BookStoreDataBase<char> obj;    //created object of Doubly linked list
string Book, Author, Booktype;
long Copies=1, Price=0;
cout<<"Enter Name of Book = ";  cin>>Book;
cout<<"Enter Author = ";        cin>>Author;
cout<<"Enter Type of Book = ";  cin>>Booktype;
cout<<"Enter Number of Copies = ";  cin>>Copies;
cout<<"Enter Price (PKR) = ";   cin>>Price;
obj.addBook(Book, Author, Booktype, Copies, Price);

保存功能以将所有数据保存到文件

template <class mytype>
void DoublyLinkedList<mytype>::save_data()
{
    NODE<mytype> * temp = head; //made copy of head
    fstream file;     //created new file
    file.open("mydata.txt", ios::binary | ios::out | ios::app);
    while(temp->next!=0) //Until link list end
    {
          file.write(reinterpret_cast<char*>(&temp), sizeof(temp));
          temp = temp - > next; //move temp to next node
    }
    file.write(reinterpret_cast<char*>(&temp), sizeof(temp)); //write again for last  
                                                              //book's data
    file.close();
}

现在，我几乎不知道如何从文件中读取列表，将内容存储到每个节点＆amp;在干扰保存的安排的情况下，按FIFO顺序重新创建了列表。

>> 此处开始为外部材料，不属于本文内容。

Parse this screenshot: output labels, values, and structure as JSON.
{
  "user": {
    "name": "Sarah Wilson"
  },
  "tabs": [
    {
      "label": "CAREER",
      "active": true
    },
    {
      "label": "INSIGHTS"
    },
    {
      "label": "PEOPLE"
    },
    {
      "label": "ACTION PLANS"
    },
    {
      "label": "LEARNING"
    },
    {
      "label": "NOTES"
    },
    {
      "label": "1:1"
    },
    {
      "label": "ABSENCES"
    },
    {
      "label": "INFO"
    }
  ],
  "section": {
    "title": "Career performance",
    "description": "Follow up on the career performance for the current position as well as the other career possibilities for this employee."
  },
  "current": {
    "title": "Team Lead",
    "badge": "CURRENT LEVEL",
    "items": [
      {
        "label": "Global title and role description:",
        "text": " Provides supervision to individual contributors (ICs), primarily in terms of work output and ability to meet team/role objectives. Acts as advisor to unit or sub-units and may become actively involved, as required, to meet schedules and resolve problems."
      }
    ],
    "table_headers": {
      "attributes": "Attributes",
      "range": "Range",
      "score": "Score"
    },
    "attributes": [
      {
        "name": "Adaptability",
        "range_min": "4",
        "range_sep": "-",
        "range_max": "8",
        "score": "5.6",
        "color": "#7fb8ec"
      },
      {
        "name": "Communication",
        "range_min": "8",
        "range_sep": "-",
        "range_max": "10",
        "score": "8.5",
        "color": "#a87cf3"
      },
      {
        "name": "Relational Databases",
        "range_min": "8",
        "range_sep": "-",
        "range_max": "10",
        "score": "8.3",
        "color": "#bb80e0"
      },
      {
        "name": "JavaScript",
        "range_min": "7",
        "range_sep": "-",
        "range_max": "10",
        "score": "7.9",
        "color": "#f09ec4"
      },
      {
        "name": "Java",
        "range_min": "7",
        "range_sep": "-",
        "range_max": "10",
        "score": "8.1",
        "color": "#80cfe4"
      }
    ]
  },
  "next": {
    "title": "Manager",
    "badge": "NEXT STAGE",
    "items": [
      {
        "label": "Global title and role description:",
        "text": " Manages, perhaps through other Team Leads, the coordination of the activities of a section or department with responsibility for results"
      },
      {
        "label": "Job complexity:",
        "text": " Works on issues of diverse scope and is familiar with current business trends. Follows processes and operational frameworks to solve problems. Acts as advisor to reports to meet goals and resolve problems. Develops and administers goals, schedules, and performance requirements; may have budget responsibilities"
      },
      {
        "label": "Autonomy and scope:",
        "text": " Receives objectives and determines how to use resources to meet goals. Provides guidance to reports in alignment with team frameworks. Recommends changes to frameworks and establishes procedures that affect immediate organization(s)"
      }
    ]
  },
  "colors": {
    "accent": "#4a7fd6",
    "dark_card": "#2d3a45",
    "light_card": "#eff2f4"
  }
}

这样我稍后可以打印。我已经练习了很多，去了论坛等，但找不到任何具体解决方案。请帮助我。预先感谢

我的努力样本

template <class mytype>
void DoublyLinkedList<mytype>::load_data()
{
    fstream file;
    file.open("mydata.txt", ios::binary | ios::in);
    while(!file.eof())
    {
        NODE<mytype> *temp = new NODE<mytype>;
        file.read(reinterpret_cast<char*>(&temp), sizeof(temp));
        if(is_Empty())
        {
            head = tail = temp;
        }
        else
        {
            temp->prev->next = temp;
            temp->next=0;
        }
    }
    file.close();
}
//-------------------

无编译时间错误。

运行时错误： in Dobulylist.exe中的0x00CD8391未经处理的异常：0xc00000055：访问违规写作位置0x00000004。